Quelle grâce extrême !
Quel port glorieux !
Où voit-on des dieux
Qui soient faits de même ?

1. A sa mémoire pour honorer sa mémoire.

Apollon, au bruit des trompettes et des violons, entre par le portique, précédé de six jeunes gens qui portent des lauriers entrelacés autour d'un bâton, et un soleil d'or au-dessus avec la devise royale en manière de trophée. Les six jeunes gens, pour danser avec Apollon, donnent leur trophée à tenir aux six hommes qui portent les haches et commencent avec Apollon une danse héroïque, à laquelle se joignent en diverses manières les six hommes portant les trophées, les quatre femmes armées avec leurs timbres, et les quatre hommes armés avec leurs tambours, tandis que les six trompettes, le timbalier, les sacrificateurs, la prêtresse et le chœur de musique accompagnent tout cela en s'y mêlant par diverses reprises, ce qui finit la fête des jeux Pythiens et tout le divertissement.

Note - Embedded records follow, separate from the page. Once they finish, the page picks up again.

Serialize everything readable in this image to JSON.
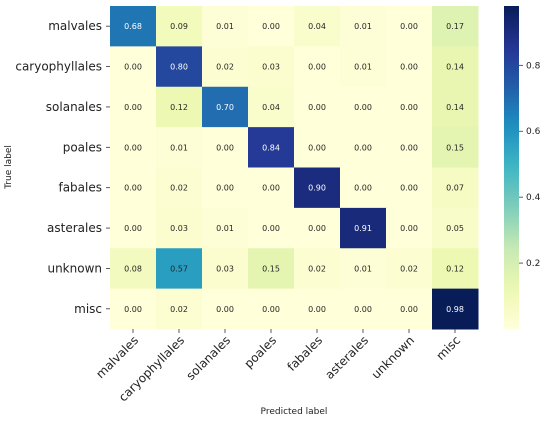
{
  "chart_data": {
    "type": "heatmap",
    "title": "",
    "xlabel": "Predicted label",
    "ylabel": "True label",
    "x_categories": [
      "malvales",
      "caryophyllales",
      "solanales",
      "poales",
      "fabales",
      "asterales",
      "unknown",
      "misc"
    ],
    "y_categories": [
      "malvales",
      "caryophyllales",
      "solanales",
      "poales",
      "fabales",
      "asterales",
      "unknown",
      "misc"
    ],
    "values": [
      [
        0.68,
        0.09,
        0.01,
        0.0,
        0.04,
        0.01,
        0.0,
        0.17
      ],
      [
        0.0,
        0.8,
        0.02,
        0.03,
        0.0,
        0.01,
        0.0,
        0.14
      ],
      [
        0.0,
        0.12,
        0.7,
        0.04,
        0.0,
        0.0,
        0.0,
        0.14
      ],
      [
        0.0,
        0.01,
        0.0,
        0.84,
        0.0,
        0.0,
        0.0,
        0.15
      ],
      [
        0.0,
        0.02,
        0.0,
        0.0,
        0.9,
        0.0,
        0.0,
        0.07
      ],
      [
        0.0,
        0.03,
        0.01,
        0.0,
        0.0,
        0.91,
        0.0,
        0.05
      ],
      [
        0.08,
        0.57,
        0.03,
        0.15,
        0.02,
        0.01,
        0.02,
        0.12
      ],
      [
        0.0,
        0.02,
        0.0,
        0.0,
        0.0,
        0.0,
        0.0,
        0.98
      ]
    ],
    "colorbar": {
      "colormap": "YlGnBu",
      "vmin": 0.0,
      "vmax": 0.98,
      "ticks": [
        0.2,
        0.4,
        0.6,
        0.8
      ],
      "tick_labels": [
        "0.2",
        "0.4",
        "0.6",
        "0.8"
      ]
    },
    "value_format": "2 decimals",
    "grid": false
  }
}
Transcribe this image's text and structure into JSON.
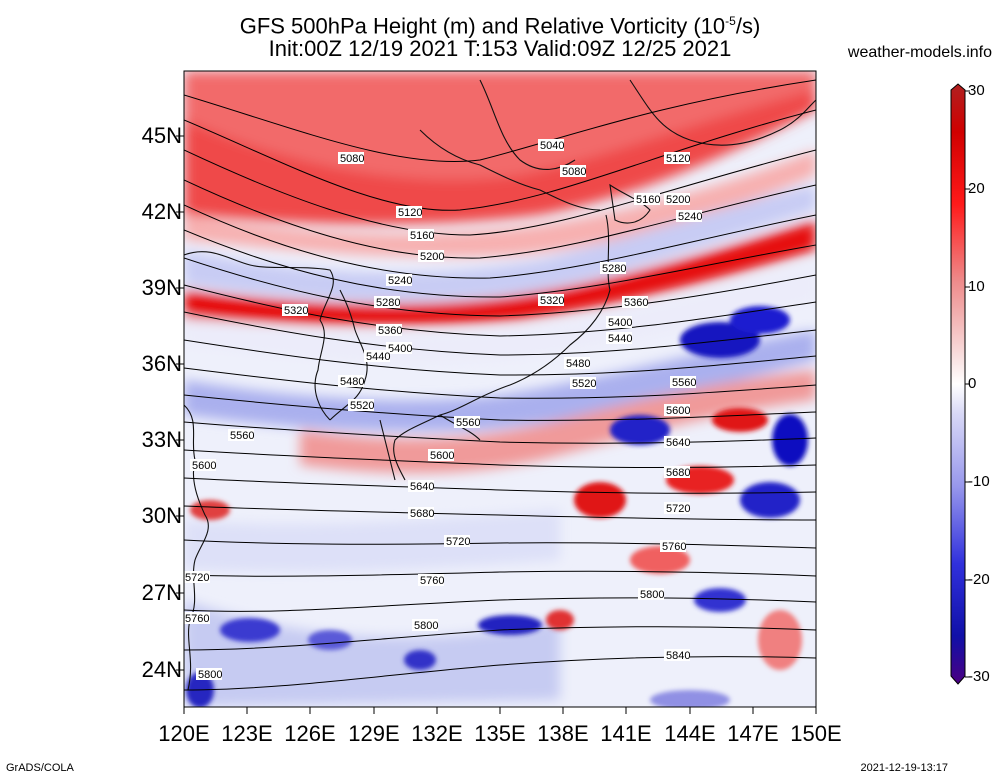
{
  "title": {
    "line1_a": "GFS 500hPa Height (m) and Relative Vorticity (10",
    "line1_sup": "-5",
    "line1_b": "/s)",
    "line2": "Init:00Z 12/19 2021 T:153 Valid:09Z 12/25 2021"
  },
  "site": "weather-models.info",
  "credit": "GrADS/COLA",
  "timestamp": "2021-12-19-13:17",
  "colors": {
    "strong_pos": "#e00000",
    "strong_neg": "#0000cc",
    "neutral": "#f4f4ff",
    "contour": "#000000"
  },
  "lat_labels": [
    "45N",
    "42N",
    "39N",
    "36N",
    "33N",
    "30N",
    "27N",
    "24N"
  ],
  "lon_labels": [
    "120E",
    "123E",
    "126E",
    "129E",
    "132E",
    "135E",
    "138E",
    "141E",
    "144E",
    "147E",
    "150E"
  ],
  "colorbar": {
    "ticks": [
      "30",
      "20",
      "10",
      "0",
      "-10",
      "-20",
      "-30"
    ],
    "colors": [
      "#4b0082",
      "#1010c8",
      "#4848e0",
      "#9898ec",
      "#d8d8f6",
      "#ffffff",
      "#f6d4d4",
      "#ee8c8c",
      "#ff1a1a",
      "#d00000",
      "#b02020"
    ]
  },
  "contours": [
    "5040",
    "5080",
    "5120",
    "5160",
    "5200",
    "5240",
    "5280",
    "5320",
    "5360",
    "5400",
    "5440",
    "5480",
    "5520",
    "5560",
    "5600",
    "5640",
    "5680",
    "5720",
    "5760",
    "5800",
    "5840"
  ]
}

CINQUIÈME ET DERNIÈRE ENTRÉE DE BALLET.

APOLLON ET SIX JEUNES GENS DE SA SUITE.
CHOEUR DE MUSIQUE.

Pour LE ROI, représentant LE Soleil.

Je suis la source des clartés,
Et les astres les plus vantés

Dont le beau cercle m'environne
Ne sont brillants et respectés
Que par l'éclat que je leur donne.
Du char où je me puis asseoir,
Je vois le désir de me voir
Posséder la nature entière,
Et le monde n'a son espoir
Qu'aux seuls bienfaits de ma lumière.
Bienheureuses de toutes parts
Et pleines d'exquises richesses
Les terres où de mes regards
J'arrête les douces caresses.

Pour monsieur le Grand, suivant d'APOLLON.

Bien qu'auprès du Soleil tout autre éclat s'efface,
S'en éloigner pourtant n'est pas ce que l'on veut ;
Et vous voyez bien, quoi qu'il fasse,

Que l'on s'en tient toujours le plus près que l'on peut.

Pour le marquis de Villeroi, suivant d'APOLLON.
De notre maître incomparable

Vous me voyez inséparable,

Et le zèle puissant qui m'attache à ses vœux
Le suit parmi les eaux, le suit parmi les feux.

Pour le marquis DE RASSENT, suivant d'APOLLON.
Je ne serai pas vain quand je ne croirai pas
Qu'un autre mieux que moi suive partout ses pas.